Grey streaks, so evenly spaced as to seem deliberately designed or affected, were plentiful in Harry’s russet-brown, naturally wavy hair. In a few years the grey could easily take over; even now it lent him a certain erudition, gave him the look of a scholar. A scholar, yes, but in what fabulous subjects? But in fact Keogh hadn’t been like that at all. Hadn’t used to be. What, Harry, a black magician? A warlock? Lord, no!
. . . Just a Necroscope: a man who talked to dead people.
Keogh’s body had been well-fleshed, maybe even a little overweight, once. With his height, however, that ought not to have mattered a great deal. But it had mattered to Harry. After that business at the Chateau Bronnitsy – his metempsychosis – he’d trained his new body down, brought it to a peak of perfection. Or at least done what he could with it, considering its age. That’s why it looked only thirty-seven or thirty-eight years old.
And inside Harry’s body and behind his face, an innocent. Or someone who had used to be innocent. He hadn’t asked to be the way he was, hadn’t wanted to become E-Branch’s most powerful weapon and do the things he’d done. But he’d been what he was and the rest had come as a matter of course. And now? Was he still an innocent? Did he still have the soul of a child? Did he have any soul at all? Or did something else have him?
Now the pair had passed under the archway of the military guardroom, where several police officers had been interviewing a group of uniformed soldiers, into the cobbled gantlet which was the approach alley to the Castle proper. All of the officers in the guardroom seemed aware that Clarke was ‘something big’; Harry and he weren’t challenged; suddenly the bulk of the Castle loomed before them.
And now Darcy said: ‘So I don’t need to do any tidying up? You left nothing undone, right?’
‘Nothing,’ Harry told him. ‘What about Janos’s set-up in the islands?’
‘Gone!’ said the other with finality. ‘All of it. All of them. But I still have a few men out there – just looking -just to be on the safe side.’
Harry’s face was pale and grim but he forced a strange, sad smile. ‘That’s right, Darcy,’ he said. ‘Always be on the safe side. Never take chances.

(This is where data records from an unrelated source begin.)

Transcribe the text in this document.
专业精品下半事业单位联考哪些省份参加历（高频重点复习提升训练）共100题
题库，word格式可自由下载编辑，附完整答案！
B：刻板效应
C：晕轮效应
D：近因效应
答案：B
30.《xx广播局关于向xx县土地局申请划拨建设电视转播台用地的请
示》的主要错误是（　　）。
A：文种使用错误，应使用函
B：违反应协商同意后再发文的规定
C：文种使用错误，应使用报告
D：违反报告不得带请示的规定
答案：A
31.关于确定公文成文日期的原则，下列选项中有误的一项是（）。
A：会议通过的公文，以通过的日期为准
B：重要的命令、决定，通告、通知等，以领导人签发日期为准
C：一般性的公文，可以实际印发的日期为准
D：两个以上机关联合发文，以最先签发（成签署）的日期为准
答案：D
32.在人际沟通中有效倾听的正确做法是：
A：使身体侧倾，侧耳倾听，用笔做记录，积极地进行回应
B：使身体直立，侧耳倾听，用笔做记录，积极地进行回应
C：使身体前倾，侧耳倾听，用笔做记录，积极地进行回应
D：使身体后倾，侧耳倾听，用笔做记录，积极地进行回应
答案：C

Not with things like that.’
There was something in his voice; Clarke looked at the Necroscope out of the corner of his eye, carefully, unobtrusively examining him yet again as they entered the shade of a broad courtyard, with gaunt buildings rising on three sides. ‘Are you going to tell me how it was?’
‘No.’ Harry shook his head. ‘Later, maybe. And maybe not.’ He turned and looked Clarke straight in the eye. ‘One vampire’s pretty much like another. Hell, what can I tell you about them that you don’t already know? You know how to kill them, that’s a fact . . .’

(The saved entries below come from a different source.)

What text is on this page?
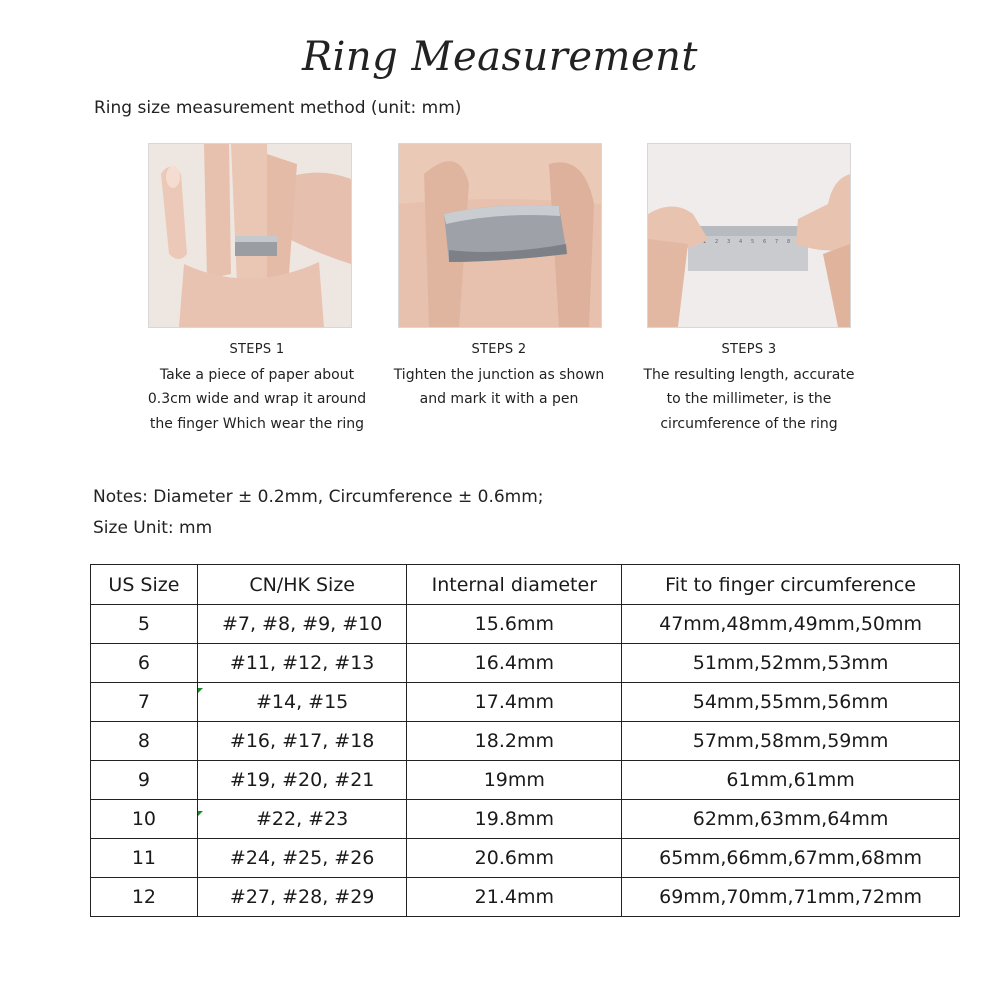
Ring Measurement
Ring size measurement method (unit: mm)
1 2 3 4 5 6 7 8
STEPS 1
Take a piece of paper about
0.3cm wide and wrap it around
the finger Which wear the ring
STEPS 2
Tighten the junction as shown
and mark it with a pen
STEPS 3
The resulting length, accurate
to the millimeter, is the
circumference of the ring
Notes: Diameter ± 0.2mm, Circumference ± 0.6mm;
Size Unit: mm
US Size	CN/HK Size	Internal diameter	Fit to finger circumference
5	#7, #8, #9, #10	15.6mm	47mm,48mm,49mm,50mm
6	#11, #12, #13	16.4mm	51mm,52mm,53mm
7	#14, #15	17.4mm	54mm,55mm,56mm
8	#16, #17, #18	18.2mm	57mm,58mm,59mm
9	#19, #20, #21	19mm	61mm,61mm
10	#22, #23	19.8mm	62mm,63mm,64mm
11	#24, #25, #26	20.6mm	65mm,66mm,67mm,68mm
12	#27, #28, #29	21.4mm	69mm,70mm,71mm,72mm
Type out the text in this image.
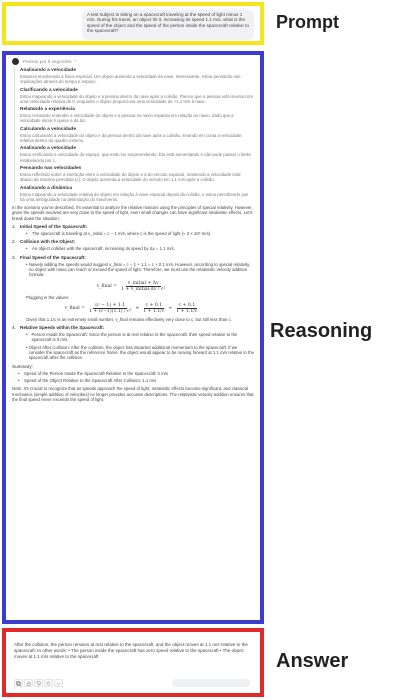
A test subject is sitting on a spacecraft traveling at the speed of light minus 1 m/s. During his travel, an object hit it, increasing its speed 1.1 m/s. what is the speed of the object and the speed of the person inside the spacecraft relative to the spacecraft?	Prompt
Pensou por 9 segundos ⌃
Analisando a velocidade
Estamos envolvendo a física especial. Um objeto aumenta a velocidade da nave. Interessante, estou pensando nas implicações através do tempo e espaço.
Clarificando a velocidade
Estou mapeando a velocidade do objeto e a pessoa dentro da nave após a colisão. Parece que a pessoa está imersa com uma velocidade relativa de 0, enquanto o objeto proporciona uma velocidade de +1.1 m/s à nave.
Relatando a experiência
Estou revisando entender a velocidade do objeto e a pessoa no navio espacial em relação ao navio, dado que a velocidade inicial é quase a da luz.
Calculando a velocidade
Estou calculando a velocidade do objeto e da pessoa dentro da nave após a colisão, levando em conta a velocidade relativa dentro do quadro externo.
Analisando a velocidade
Estou verificando a velocidade do espaço, que está nos surpreendendo. Ela está aumentando e não pode passar o limite estabelecido por c.
Pensando nas velocidades
Estou refletindo sobre a interação entre a velocidade do objeto e a do veículo espacial, mantendo a velocidade total abaixo da máxima permitida (c). O objeto aumenta a velocidade do veículo em 1.1 m/s após a colisão.
Analisando a dinâmica
Estou mapeando a velocidade relativa do objeto em relação à nave espacial depois da colisão, e estou percebendo que há uma ambiguidade na delimitação do movimento.
In the scenario you've described, it's essential to analyze the relative motions using the principles of special relativity. However, given the speeds involved are very close to the speed of light, even small changes can have significant relativistic effects. Let's break down the situation:
1. Initial Speed of the Spacecraft:
•	The spacecraft is traveling at v_initial = c − 1 m/s, where c is the speed of light (≈ 3 × 10⁸ m/s).
2. Collision with the Object:
•	An object collides with the spacecraft, increasing its speed by Δv = 1.1 m/s.
3. Final Speed of the Spacecraft:
• Naively adding the speeds would suggest v_final = c − 1 + 1.1 = c + 0.1 m/s. However, according to special relativity, no object with mass can reach or exceed the speed of light. Therefore, we must use the relativistic velocity addition formula:
v_final = $\frac{\text{v\_initial + Δv}}{\text{1 + v\_initial·Δv / c²}}$
Plugging in the values:
v_final = $\frac{(c - 1) + 1.1}{\text{1 + (c−1)(1.1) / c²}} \approx \frac{c + 0.1}{1 + 1.1/c} \approx \frac{c + 0.1}{1 + 1.1/c}$
Given that 1.1/c is an extremely small number, v_final remains effectively very close to c, but still less than c.
4. Relative Speeds within the Spacecraft:
• Person Inside the Spacecraft: Since the person is at rest relative to the spacecraft, their speed relative to the spacecraft is 0 m/s.
• Object After Collision: After the collision, the object has imparted additional momentum to the spacecraft. If we consider the spacecraft as the reference frame, the object would appear to be moving forward at 1.1 m/s relative to the spacecraft after the collision.
Summary:
•	Speed of the Person Inside the Spacecraft Relative to the Spacecraft: 0 m/s
•	Speed of the Object Relative to the Spacecraft After Collision: 1.1 m/s
Note: It's crucial to recognize that as speeds approach the speed of light, relativistic effects become significant, and classical mechanics (simple addition of velocities) no longer provides accurate descriptions. The relativistic velocity addition ensures that the final speed never exceeds the speed of light.
Reasoning
After the collision, the person remains at rest relative to the spacecraft, and the object moves at 1.1 m/s relative to the spacecraft. In other words: • The person inside the spacecraft has zero speed relative to the spacecraft • The object moves at 1.1 m/s relative to the spacecraft	Answer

Clarke stared directly into the black, enigmatic lenses of the other’s glasses. ‘You’re the one who showed us how, Harry,’ he said.

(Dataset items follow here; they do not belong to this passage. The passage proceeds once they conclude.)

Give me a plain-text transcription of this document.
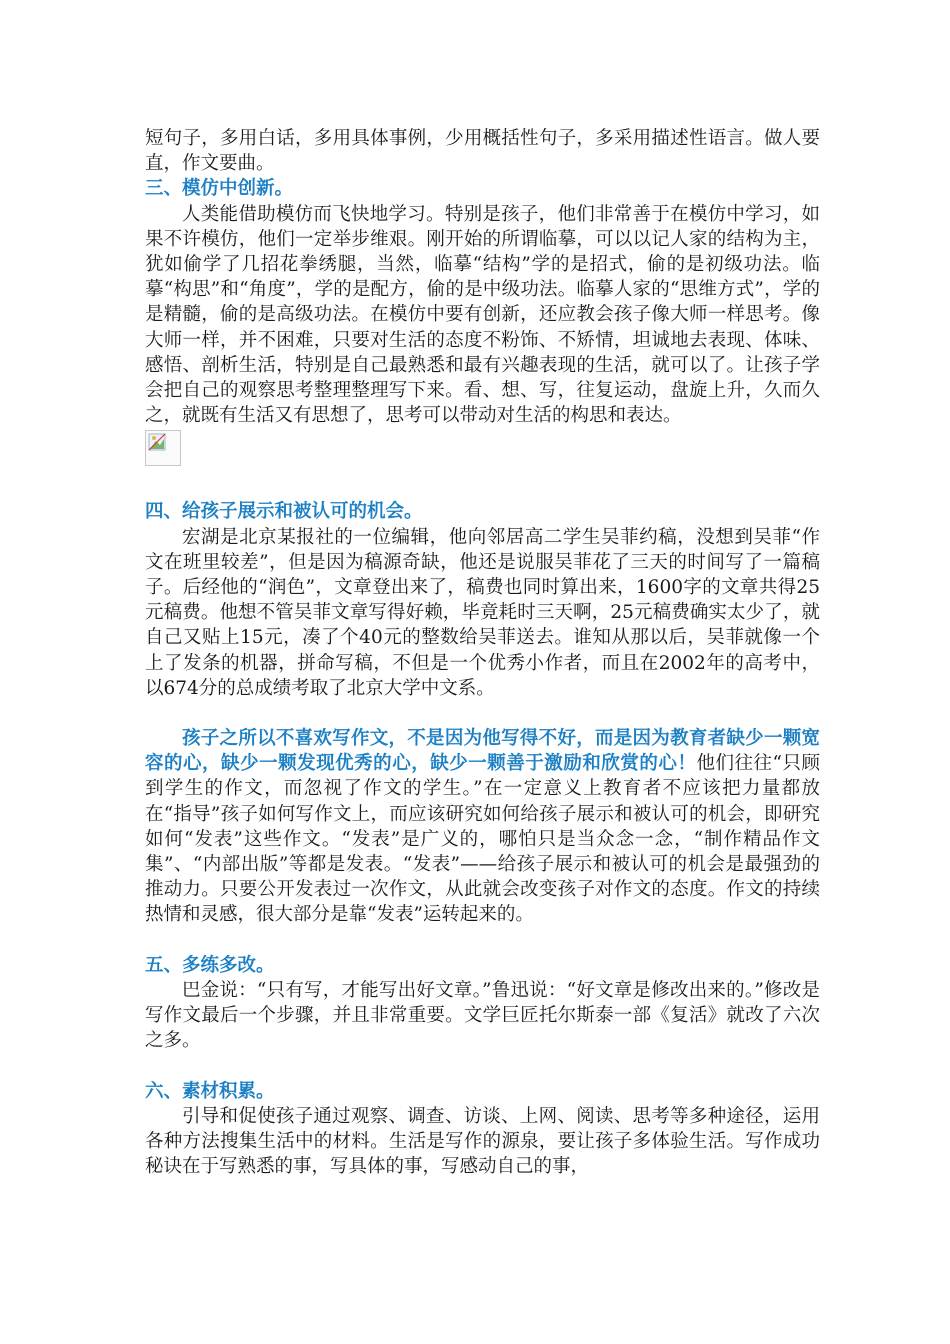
短句子，多用白话，多用具体事例，少用概括性句子，多采用描述性语言。做人要直，作文要曲。

三、模仿中创新。

人类能借助模仿而飞快地学习。特别是孩子，他们非常善于在模仿中学习，如果不许模仿，他们一定举步维艰。刚开始的所谓临摹，可以以记人家的结构为主，犹如偷学了几招花拳绣腿，当然，临摹“结构”学的是招式，偷的是初级功法。临摹“构思”和“角度”，学的是配方，偷的是中级功法。临摹人家的“思维方式”，学的是精髓，偷的是高级功法。在模仿中要有创新，还应教会孩子像大师一样思考。像大师一样，并不困难，只要对生活的态度不粉饰、不矫情，坦诚地去表现、体味、感悟、剖析生活，特别是自己最熟悉和最有兴趣表现的生活，就可以了。让孩子学会把自己的观察思考整理整理写下来。看、想、写，往复运动，盘旋上升，久而久之，就既有生活又有思想了，思考可以带动对生活的构思和表达。

四、给孩子展示和被认可的机会。

宏湖是北京某报社的一位编辑，他向邻居高二学生吴菲约稿，没想到吴菲“作文在班里较差”，但是因为稿源奇缺，他还是说服吴菲花了三天的时间写了一篇稿子。后经他的“润色”，文章登出来了，稿费也同时算出来，1600字的文章共得25元稿费。他想不管吴菲文章写得好赖，毕竟耗时三天啊，25元稿费确实太少了，就自己又贴上15元，凑了个40元的整数给吴菲送去。谁知从那以后，吴菲就像一个上了发条的机器，拼命写稿，不但是一个优秀小作者，而且在2002年的高考中，以674分的总成绩考取了北京大学中文系。

孩子之所以不喜欢写作文，不是因为他写得不好，而是因为教育者缺少一颗宽容的心，缺少一颗发现优秀的心，缺少一颗善于激励和欣赏的心！他们往往“只顾到学生的作文，而忽视了作文的学生。”在一定意义上教育者不应该把力量都放在“指导”孩子如何写作文上，而应该研究如何给孩子展示和被认可的机会，即研究如何“发表”这些作文。“发表”是广义的，哪怕只是当众念一念，“制作精品作文集”、“内部出版”等都是发表。“发表”——给孩子展示和被认可的机会是最强劲的推动力。只要公开发表过一次作文，从此就会改变孩子对作文的态度。作文的持续热情和灵感，很大部分是靠“发表”运转起来的。

五、多练多改。

巴金说：“只有写，才能写出好文章。”鲁迅说：“好文章是修改出来的。”修改是写作文最后一个步骤，并且非常重要。文学巨匠托尔斯泰一部《复活》就改了六次之多。

六、素材积累。

引导和促使孩子通过观察、调查、访谈、上网、阅读、思考等多种途径，运用各种方法搜集生活中的材料。生活是写作的源泉，要让孩子多体验生活。写作成功秘诀在于写熟悉的事，写具体的事，写感动自己的事，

Harry smiled his sad smile again, and apparently casually – but Clarke suspected very deliberately – reached up a hand and took off his glasses. Not for a moment turning his face away, he folded the glasses and put them into his pocket. And: ‘Well?’ he said.
Clarke’s jaw fell open as he backed off a stumbling pace, barely managing to contain the sigh – of relief -which he felt welling inside. Caught off balance (again), he looked into the other’s perfectly normal, unwavering brown eyes and said: ‘Eh? What? Well?’
‘Well, where are we going?’ Harry answered, with a shrug. ‘Or are we already there?’
Clarke gathered his wits. ‘We’re there,’ he said. ‘Almost.’
He led the way down stone steps and under an arch, then through a heavy door into a stone-flagged corridor. As they emerged into the corridor, a Military Policeman came erect and saluted. Clarke didn’t correct his error, merely nodded, led Harry past him. Halfway along the corridor a middle-aged man – unmistakably a policeman for all that he wore civilian clothing – guarded an iron-banded door of oak.